By Rebecca Waldo
My husband, Colby, and I have been married for 15 years. Eight years ago we decided to start a family. Thinking it would be easy, we were very cautious at first. After several years, we realized something was wrong.
Our decision to try in-vitro fertilization (IVF) was not an easy decision. For years I was in denial that we had problems. When I turned 34 in 2013 and realized I had one year until the medical community officially declared me “old and on the downhill side of fertility,” I decided we should take stronger action.
Colby and I had an agreement to try everything once and only once. What I didn’t realize was how long this process would take. After months of appointments and trying the easier alternatives, we made it to our last option:IVF. Just before my 35th Birthday, the doctor retrieved 11 eggs. Four made it through the process and two of those were transferred to my body. Both eggs actually took,and everything went very well until the 12th week.
I thought it was a normal ultrasound. First the doctor looked at baby A, then he moved over to baby B. The words “Baby A looks normal, but…” are words that no doctor wants to say and no patient wants to hear. After those words, everything else was a blur…something about chromosomes, a little about heart malfunctions, infections, etc. I stared numbly. I remember the doctor saying that I was probably in a state of shock. All I wanted was to get out of that office and try to understand the problem.
Colby and I went home and cried. That night I prayed for two healthy babies and for at least one of them to be a girl. I prayed for my baby not to feel any pain, but to feel complete love from God and her family. That was November 24, 2014. I prayed we would get better news at tomorrow’s appointment. The next day came, and the new doctor said it was way too early for such a grim diagnosis. Relief. But it was short-lived and false hope from man, not God. Still, I rested better that night with those words in my mind.
It is better to trust and take refuge in the Lord than to put confidence in man. Psalm 118:8 AMP
The next week I started having problems, so I went back to the new doctor. This time her outlook changed, and after looking at the ultrasound, she deemed baby B “incompatible with life” and told me the best scenario would be for this baby to die before next week so that baby A could thrive.
How could that be? She had tiny hands and feet that I could see. She had a strong heartbeat that I could hear. I could not hold back the tears. I sobbed and sobbed in her office.
Colby was out of town that week, and I remember dreading having to tell him the news. I sat and cried for nearly an hour in my car after that appointment. The weight was too heavy for me to bear alone. I tried for several days, and then I decided that from then on no matter what the doctor told me, I would remove my faith in man and put my trust in God alone to get through this.
There were days I could not even pray. There were no words to say–just deep sadness. Yet these were the days when I would receive a text from someone saying they were praying for me, or my mom would randomly tell me one of her friends was heavily burdened for me. And then I would realize it was the same day that I had doubted God or cried and cried inconsolably.
My sister often said she felt like Aaron or Hur lifting Moses’ arms when he was too tired to lift them himself to win the battle (Exodus 17:11-12). Friends and family lifted me in prayer when I was too tired or sad to continue, building my faith and giving me hope when I felt like there was nothing to hope for.

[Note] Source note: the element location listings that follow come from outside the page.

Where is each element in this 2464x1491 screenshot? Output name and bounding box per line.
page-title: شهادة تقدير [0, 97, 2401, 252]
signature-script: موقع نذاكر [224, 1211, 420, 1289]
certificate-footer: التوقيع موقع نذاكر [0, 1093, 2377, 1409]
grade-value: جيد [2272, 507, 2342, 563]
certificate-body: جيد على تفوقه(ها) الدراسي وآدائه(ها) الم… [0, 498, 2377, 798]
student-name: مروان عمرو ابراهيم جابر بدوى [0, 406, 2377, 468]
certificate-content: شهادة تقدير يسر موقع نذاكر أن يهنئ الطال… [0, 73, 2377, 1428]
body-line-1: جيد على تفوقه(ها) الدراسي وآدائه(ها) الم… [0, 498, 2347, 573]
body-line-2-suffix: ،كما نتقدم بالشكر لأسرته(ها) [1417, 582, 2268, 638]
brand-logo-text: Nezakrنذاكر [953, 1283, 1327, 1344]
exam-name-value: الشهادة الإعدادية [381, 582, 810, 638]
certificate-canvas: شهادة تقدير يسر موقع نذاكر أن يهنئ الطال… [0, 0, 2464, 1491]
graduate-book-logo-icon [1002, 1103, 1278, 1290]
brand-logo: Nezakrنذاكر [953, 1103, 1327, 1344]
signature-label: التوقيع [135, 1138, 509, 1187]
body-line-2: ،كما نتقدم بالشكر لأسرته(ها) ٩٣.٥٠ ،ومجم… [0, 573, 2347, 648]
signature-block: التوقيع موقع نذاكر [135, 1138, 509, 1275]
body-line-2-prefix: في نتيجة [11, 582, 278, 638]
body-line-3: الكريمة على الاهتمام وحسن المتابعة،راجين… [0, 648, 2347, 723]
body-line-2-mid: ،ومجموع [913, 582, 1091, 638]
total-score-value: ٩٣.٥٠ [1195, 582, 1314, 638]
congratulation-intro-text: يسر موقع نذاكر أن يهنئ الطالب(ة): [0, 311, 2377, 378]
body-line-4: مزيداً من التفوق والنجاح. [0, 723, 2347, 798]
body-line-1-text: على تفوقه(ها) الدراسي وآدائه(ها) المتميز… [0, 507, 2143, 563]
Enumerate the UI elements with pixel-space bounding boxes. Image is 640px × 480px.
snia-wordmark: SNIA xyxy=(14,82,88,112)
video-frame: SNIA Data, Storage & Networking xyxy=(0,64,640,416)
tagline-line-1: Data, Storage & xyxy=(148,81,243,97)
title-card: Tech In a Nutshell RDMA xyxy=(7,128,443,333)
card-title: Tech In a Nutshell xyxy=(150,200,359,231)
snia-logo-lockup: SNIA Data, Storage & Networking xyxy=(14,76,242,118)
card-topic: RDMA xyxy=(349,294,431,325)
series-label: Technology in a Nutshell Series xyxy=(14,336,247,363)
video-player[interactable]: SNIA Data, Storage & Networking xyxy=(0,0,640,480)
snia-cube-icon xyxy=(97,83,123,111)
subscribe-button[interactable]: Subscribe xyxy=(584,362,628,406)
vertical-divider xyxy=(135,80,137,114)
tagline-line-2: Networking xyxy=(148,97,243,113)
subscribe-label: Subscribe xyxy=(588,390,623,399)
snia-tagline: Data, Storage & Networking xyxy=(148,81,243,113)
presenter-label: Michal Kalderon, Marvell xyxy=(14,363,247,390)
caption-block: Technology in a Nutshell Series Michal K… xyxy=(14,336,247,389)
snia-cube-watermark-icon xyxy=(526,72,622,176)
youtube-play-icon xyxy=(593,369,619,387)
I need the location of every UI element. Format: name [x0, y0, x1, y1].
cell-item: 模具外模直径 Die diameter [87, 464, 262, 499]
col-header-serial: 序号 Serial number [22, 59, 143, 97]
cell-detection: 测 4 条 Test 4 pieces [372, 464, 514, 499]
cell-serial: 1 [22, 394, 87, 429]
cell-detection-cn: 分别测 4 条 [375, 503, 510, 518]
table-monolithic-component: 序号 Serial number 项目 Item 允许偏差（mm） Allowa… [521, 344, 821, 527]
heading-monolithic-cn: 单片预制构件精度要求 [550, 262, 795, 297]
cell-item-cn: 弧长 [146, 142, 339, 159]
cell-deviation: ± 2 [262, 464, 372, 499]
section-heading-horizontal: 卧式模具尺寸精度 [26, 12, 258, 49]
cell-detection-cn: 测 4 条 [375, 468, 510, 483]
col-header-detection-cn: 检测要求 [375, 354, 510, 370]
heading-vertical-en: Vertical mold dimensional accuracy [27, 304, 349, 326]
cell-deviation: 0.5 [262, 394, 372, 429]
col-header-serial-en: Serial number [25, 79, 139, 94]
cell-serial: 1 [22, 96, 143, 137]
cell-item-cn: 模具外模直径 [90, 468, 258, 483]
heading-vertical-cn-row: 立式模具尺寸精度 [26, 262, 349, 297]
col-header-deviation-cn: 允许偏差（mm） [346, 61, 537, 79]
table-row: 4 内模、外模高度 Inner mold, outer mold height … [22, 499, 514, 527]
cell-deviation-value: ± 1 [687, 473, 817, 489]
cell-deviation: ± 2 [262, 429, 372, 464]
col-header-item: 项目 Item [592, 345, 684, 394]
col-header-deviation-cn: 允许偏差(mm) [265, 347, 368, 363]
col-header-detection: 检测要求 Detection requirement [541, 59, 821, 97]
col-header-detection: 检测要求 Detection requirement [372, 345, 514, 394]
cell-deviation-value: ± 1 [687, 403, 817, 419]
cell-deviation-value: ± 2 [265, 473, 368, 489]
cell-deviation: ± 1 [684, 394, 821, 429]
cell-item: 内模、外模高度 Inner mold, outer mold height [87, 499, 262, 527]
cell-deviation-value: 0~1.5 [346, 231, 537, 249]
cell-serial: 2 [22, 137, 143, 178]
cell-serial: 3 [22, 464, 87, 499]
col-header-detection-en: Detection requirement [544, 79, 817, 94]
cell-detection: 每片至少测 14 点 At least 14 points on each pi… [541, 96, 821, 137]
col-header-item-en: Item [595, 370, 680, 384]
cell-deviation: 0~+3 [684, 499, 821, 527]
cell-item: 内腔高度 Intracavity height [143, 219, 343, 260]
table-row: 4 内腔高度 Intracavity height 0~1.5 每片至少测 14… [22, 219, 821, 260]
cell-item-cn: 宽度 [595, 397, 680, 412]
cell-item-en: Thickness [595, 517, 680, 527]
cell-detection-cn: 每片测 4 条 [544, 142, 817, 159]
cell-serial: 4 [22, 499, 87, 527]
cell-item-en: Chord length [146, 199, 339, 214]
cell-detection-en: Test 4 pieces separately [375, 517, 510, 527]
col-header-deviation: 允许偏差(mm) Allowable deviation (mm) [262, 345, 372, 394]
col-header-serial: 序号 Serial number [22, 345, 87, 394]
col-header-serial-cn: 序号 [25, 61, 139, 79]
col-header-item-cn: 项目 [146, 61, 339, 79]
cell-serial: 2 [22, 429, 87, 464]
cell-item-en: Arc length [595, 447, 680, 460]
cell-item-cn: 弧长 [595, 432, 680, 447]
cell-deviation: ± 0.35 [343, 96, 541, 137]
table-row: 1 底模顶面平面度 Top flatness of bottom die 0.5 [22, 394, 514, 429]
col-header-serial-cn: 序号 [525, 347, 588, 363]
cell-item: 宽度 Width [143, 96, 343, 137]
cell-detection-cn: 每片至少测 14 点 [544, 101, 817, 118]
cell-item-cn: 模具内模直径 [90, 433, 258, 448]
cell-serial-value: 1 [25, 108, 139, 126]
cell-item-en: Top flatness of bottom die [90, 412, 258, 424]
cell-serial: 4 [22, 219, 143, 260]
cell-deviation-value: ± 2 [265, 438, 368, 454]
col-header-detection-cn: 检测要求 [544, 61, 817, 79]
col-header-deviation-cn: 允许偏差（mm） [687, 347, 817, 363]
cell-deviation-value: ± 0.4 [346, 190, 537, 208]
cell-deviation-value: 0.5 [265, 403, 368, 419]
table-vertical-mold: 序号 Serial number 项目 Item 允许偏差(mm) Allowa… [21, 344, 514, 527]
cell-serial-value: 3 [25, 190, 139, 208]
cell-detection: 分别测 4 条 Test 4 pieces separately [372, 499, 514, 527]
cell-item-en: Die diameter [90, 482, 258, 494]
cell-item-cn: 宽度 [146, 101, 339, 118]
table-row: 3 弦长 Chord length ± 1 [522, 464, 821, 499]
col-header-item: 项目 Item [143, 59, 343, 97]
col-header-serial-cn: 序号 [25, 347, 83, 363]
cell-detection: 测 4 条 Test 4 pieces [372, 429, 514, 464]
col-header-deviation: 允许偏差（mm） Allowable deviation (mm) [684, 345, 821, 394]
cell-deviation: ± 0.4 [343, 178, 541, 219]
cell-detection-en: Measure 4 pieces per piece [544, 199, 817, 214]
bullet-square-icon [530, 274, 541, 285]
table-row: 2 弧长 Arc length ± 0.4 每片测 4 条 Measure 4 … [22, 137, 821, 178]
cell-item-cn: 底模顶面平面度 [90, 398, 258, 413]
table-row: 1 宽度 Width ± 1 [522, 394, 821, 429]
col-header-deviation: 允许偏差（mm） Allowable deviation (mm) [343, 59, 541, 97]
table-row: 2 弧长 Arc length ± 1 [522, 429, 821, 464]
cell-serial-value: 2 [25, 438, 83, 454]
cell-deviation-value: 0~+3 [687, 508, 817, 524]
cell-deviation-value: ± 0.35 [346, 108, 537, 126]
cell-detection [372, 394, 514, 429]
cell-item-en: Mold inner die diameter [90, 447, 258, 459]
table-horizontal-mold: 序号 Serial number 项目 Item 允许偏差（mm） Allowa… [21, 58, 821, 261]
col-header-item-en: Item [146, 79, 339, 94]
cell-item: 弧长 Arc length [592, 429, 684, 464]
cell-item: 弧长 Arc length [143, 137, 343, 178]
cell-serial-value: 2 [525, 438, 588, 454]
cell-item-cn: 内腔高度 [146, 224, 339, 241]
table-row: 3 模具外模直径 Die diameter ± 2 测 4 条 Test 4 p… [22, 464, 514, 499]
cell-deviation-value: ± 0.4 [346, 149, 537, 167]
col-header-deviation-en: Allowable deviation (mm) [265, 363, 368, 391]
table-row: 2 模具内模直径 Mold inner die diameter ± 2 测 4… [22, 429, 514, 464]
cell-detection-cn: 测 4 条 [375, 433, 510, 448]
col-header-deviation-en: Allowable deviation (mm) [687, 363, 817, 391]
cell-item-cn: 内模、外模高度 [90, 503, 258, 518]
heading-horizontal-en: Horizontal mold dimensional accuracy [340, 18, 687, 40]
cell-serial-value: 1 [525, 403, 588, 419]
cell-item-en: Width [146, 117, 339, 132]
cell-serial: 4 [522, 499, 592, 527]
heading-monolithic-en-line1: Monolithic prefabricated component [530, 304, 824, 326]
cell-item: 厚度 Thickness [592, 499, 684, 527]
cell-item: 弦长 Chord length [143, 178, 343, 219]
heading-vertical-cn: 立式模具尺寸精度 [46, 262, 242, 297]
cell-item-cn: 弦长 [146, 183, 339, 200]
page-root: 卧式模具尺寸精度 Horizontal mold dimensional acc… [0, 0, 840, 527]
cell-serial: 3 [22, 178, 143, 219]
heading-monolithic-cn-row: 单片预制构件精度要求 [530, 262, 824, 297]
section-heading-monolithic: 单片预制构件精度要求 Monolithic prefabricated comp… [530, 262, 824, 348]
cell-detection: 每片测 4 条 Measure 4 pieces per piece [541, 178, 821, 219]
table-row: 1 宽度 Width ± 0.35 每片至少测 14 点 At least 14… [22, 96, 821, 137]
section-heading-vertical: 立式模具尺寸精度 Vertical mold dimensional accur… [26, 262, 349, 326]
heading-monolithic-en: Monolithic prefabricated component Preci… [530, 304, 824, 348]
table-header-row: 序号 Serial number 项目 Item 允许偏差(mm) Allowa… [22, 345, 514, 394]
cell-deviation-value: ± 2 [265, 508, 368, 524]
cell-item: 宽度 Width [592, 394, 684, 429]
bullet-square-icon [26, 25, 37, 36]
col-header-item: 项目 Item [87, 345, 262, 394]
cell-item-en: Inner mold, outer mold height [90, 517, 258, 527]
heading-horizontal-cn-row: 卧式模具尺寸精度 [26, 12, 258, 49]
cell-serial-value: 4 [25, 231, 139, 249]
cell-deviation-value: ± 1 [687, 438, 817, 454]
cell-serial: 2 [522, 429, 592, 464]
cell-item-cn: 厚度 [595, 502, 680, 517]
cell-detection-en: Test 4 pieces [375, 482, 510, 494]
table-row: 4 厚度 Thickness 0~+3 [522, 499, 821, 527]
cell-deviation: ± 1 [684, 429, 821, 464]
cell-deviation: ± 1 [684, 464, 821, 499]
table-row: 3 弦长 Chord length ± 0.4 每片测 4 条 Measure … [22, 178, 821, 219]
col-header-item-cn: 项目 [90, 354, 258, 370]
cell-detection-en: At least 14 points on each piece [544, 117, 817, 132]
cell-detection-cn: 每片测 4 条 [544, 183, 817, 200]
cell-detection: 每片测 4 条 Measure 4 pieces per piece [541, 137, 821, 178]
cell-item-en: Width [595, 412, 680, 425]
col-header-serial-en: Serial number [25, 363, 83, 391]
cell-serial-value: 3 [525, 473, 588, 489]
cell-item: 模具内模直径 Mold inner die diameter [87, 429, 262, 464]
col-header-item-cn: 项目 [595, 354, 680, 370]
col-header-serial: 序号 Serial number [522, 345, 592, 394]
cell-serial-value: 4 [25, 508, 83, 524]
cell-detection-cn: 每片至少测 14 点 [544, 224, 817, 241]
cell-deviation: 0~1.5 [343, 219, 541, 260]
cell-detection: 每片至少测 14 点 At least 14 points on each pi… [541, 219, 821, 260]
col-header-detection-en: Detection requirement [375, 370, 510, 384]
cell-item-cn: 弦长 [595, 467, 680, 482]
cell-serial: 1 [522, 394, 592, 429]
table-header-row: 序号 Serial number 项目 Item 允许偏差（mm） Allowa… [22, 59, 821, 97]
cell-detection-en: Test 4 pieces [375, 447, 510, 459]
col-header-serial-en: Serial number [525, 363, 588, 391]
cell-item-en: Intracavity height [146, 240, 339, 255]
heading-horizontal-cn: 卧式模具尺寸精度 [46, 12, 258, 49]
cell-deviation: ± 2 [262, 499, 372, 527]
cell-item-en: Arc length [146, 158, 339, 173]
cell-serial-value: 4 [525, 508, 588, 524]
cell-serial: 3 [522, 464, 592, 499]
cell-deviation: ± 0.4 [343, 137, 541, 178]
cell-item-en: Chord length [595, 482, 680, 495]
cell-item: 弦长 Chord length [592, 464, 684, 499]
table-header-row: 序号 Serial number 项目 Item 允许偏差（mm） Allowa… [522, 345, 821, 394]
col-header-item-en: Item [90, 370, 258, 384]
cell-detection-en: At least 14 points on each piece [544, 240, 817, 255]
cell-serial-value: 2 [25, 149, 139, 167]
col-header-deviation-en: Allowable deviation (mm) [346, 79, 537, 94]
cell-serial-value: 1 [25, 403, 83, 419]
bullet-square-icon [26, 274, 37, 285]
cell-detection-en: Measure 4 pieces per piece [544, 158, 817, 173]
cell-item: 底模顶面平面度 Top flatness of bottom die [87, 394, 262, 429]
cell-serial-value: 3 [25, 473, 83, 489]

It is such a blessing to have Christian friends and family members! My heart aches for those that do not have anyone to pray for them when they go through dark trials.
As smart as the doctors and technology were, I knew my God was smarter and his ways were higher than man’s (Isaiah 55:9). He made this life inside of me. He gave it a heartbeat. He must have a plan for my baby.
We soon found out the diagnosis. It was Trisomy 18. Baby B, who looked like a girl, was severely deformed with fluid underneath her skin. Her stomach was growing outside of her tiny body, and her hand was deformed. The doctors all said she would not make it, and if she did, she would die soon after being born.
We continued to pray for a miracle because despite what the doctors told me, I found a few stories of Trisomy 18 survivors, and I couldn’t imagine why she would have been created to die so young.
The next week we went to an ultrasound specialist to have both babies recorded. I cherish that footage and those pictures so much because it is evidence of her life and how strong her heartbeat was at 13 weeks.
At 15 weeks, we went back to the high-risk specialist. It was Friday, December 19, when the specialist confirmed that Baby B had died earlier in the week.
We went on to have a healthy pregnancy, and by February I was declared a “normal, low-risk pregnancy.” My body absorbed Baby B and Baby A was very healthy, born Friday, May 29, 2015 and weighing 8lb 9oz!
I’ll never know why God gave me a girl who died at 15 weeks, but I do know it gave me great compassion and understanding for others with fertility problems and parents who have late miscarriages. I’ve sat in the waiting room and watched and prayed as women came out crying; I know their pain all too well.
I also know that I prayed for a healthy baby girl, and now she is in heaven. Perfect and pain free–and she is waiting to meet us there–one glorious day.
Let’s pray for our distressed brothers and sisters in Christ!
Who do you know that is hurting right now? Maybe they’ve miscarried or are dealing with infertility issues? Maybe they are physically, spiritually, or emotionally unwell?